On 03/07/17 16:59, Jonathan M Davis via Digitalmars-d wrote:

1. The functions for converting to and from a timezone take a struct
containing information about what that timezone is - including the DST
switches. The way that MS did that orginally involved specifying something
like the nth instance of the xth day of the week in a particular month (e.g.
the first Sunday in April), and that was for all time, as if time zones
never changed when they have DST switches - which of course, doesn't work
well for many timezones (there's even a wikipedia article on how Windows
kept having the time wrong in Israel because of this). MS didn't bother to
fix this until the US and Canada changed when DST was going to be starting
in 2007.

Considering that wikipedia article used to link to *my* site for how to fix this, I think I safely say "I know".

In fact, MS used to link to my site for a solution, which hilarious, because by "my site", I mean "my company", which was named "Lingnu Open Source Consulting Ltd.".

Without that change, you end up using the old DST rules,
and last time I checked, wine had not made that change. So, if you used the
old functions (which IIRC, std.datetime does, because at the time it was
written, we were trying to support Windows XP), and you use wine, then DST
will be wrong for some dates which would be correct on Windows.

Sounds easy enough to both create a unit test and fix. Let's see if Alexandre will take my patches after so many years[1] :-).


2. The time zone conversion stuff in Windows is unfortunately defined in the
registry, and AFAIK, the only way to look up an arbitrary time zone instead
of using local time or UTC is to read in the information from the registry
and fill in the aforementioned struct with time zone information with that
information.

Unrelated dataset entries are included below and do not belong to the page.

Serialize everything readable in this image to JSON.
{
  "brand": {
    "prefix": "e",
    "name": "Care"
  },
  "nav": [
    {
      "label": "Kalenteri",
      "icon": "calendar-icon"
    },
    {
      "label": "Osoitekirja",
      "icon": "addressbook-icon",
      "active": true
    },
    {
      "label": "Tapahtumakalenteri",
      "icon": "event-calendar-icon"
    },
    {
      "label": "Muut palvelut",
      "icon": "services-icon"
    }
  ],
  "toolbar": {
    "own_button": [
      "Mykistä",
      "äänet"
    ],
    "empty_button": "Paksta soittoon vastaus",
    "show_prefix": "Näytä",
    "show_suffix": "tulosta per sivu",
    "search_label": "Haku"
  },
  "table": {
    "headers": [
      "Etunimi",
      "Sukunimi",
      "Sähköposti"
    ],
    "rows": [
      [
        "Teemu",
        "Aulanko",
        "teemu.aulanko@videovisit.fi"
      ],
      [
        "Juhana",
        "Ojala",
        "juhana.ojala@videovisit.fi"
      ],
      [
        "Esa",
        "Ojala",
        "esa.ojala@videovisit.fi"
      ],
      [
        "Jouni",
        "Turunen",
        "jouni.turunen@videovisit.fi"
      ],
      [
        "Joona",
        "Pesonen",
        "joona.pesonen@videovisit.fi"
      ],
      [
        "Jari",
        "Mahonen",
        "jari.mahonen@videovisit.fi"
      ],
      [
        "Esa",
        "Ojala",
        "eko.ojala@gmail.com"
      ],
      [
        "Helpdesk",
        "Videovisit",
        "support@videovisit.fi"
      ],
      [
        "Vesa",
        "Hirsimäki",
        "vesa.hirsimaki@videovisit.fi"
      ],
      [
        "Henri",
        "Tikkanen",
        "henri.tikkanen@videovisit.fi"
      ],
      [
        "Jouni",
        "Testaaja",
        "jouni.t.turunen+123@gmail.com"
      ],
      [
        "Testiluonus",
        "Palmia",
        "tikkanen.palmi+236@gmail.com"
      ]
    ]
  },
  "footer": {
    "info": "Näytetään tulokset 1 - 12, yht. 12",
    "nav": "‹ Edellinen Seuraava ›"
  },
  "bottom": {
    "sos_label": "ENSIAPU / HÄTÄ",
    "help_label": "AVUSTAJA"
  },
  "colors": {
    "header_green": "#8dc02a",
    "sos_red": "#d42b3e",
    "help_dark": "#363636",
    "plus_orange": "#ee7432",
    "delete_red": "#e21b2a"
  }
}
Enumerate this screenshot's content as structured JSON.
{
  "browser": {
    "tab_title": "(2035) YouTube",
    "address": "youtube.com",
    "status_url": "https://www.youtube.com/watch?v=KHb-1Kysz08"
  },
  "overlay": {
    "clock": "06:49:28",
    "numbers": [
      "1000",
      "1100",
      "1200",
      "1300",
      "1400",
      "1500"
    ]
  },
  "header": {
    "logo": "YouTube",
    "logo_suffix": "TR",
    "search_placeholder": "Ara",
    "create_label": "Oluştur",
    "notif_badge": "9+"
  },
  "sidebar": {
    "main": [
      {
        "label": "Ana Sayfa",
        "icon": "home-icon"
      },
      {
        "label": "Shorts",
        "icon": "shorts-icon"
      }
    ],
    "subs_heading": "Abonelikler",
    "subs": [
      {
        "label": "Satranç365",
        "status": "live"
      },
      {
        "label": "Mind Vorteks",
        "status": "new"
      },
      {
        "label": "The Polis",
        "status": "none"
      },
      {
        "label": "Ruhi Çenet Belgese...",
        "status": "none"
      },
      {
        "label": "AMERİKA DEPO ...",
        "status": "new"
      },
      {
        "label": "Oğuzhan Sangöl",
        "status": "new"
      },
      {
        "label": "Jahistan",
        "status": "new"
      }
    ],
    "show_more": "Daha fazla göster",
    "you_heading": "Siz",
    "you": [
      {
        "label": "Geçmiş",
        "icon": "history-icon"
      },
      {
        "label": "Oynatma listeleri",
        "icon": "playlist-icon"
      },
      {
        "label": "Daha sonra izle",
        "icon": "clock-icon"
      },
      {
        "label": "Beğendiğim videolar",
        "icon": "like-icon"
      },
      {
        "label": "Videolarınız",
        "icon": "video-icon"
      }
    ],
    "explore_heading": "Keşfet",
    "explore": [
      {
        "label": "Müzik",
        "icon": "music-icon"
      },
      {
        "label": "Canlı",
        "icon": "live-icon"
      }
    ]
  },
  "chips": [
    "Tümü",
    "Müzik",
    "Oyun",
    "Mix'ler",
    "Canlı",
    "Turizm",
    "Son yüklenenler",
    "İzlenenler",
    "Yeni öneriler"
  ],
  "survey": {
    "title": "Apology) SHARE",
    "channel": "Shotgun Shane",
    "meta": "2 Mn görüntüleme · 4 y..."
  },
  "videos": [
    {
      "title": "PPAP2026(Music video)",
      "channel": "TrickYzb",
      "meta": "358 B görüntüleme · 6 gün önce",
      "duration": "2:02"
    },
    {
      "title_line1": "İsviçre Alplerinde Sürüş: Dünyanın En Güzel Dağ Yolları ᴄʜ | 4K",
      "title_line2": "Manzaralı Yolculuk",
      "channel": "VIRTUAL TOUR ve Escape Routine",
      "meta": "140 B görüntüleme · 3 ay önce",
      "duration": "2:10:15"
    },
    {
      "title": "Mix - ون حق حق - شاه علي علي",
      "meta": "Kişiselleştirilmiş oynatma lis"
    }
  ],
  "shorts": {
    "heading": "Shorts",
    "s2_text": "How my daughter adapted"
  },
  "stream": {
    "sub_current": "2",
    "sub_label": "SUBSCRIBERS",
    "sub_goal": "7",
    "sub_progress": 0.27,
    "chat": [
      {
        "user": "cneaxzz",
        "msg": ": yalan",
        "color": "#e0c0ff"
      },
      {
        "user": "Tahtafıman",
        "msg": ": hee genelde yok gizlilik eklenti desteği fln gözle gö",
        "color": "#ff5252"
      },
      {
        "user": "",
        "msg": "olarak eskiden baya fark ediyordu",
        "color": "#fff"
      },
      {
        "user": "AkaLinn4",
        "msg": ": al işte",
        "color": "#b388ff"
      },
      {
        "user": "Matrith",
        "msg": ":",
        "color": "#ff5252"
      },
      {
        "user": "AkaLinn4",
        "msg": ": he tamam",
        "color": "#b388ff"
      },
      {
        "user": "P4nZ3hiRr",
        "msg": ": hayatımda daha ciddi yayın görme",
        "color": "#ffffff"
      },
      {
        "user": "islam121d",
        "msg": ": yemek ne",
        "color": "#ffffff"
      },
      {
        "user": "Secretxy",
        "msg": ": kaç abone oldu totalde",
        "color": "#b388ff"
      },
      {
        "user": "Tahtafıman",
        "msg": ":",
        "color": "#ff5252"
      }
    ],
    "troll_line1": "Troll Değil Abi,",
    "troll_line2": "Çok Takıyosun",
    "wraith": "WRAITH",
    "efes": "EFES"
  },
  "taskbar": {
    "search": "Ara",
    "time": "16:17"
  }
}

The time zones are listed in the registry based on the English
names that MS uses - e.g. "Pacific Standard Time" is what they use for the
Pacific time zone (though it has both the standard time and DST information
in there). Pretty much every other OS uses the time zone database for their
time zone information, and that uses major cities to distinguish time zones
(e.g. the Pacific time zone would be "America/Los_Angeles"), not something
like "Pacific Standard Time". wine chose to use the time zone database names
like "America/Los_Angeles" in their registry instead of the names that
Windows uses

That one sounds like potentially harder to fix. I'll ask on the wine lists and see if anything comes up.

Also, note that even if I submit patches, and they get merged, it's around a year until major distributions pick that up.

Still, better late than never.

Shachar

1 - By which I mean that maybe, after so many years, he now will.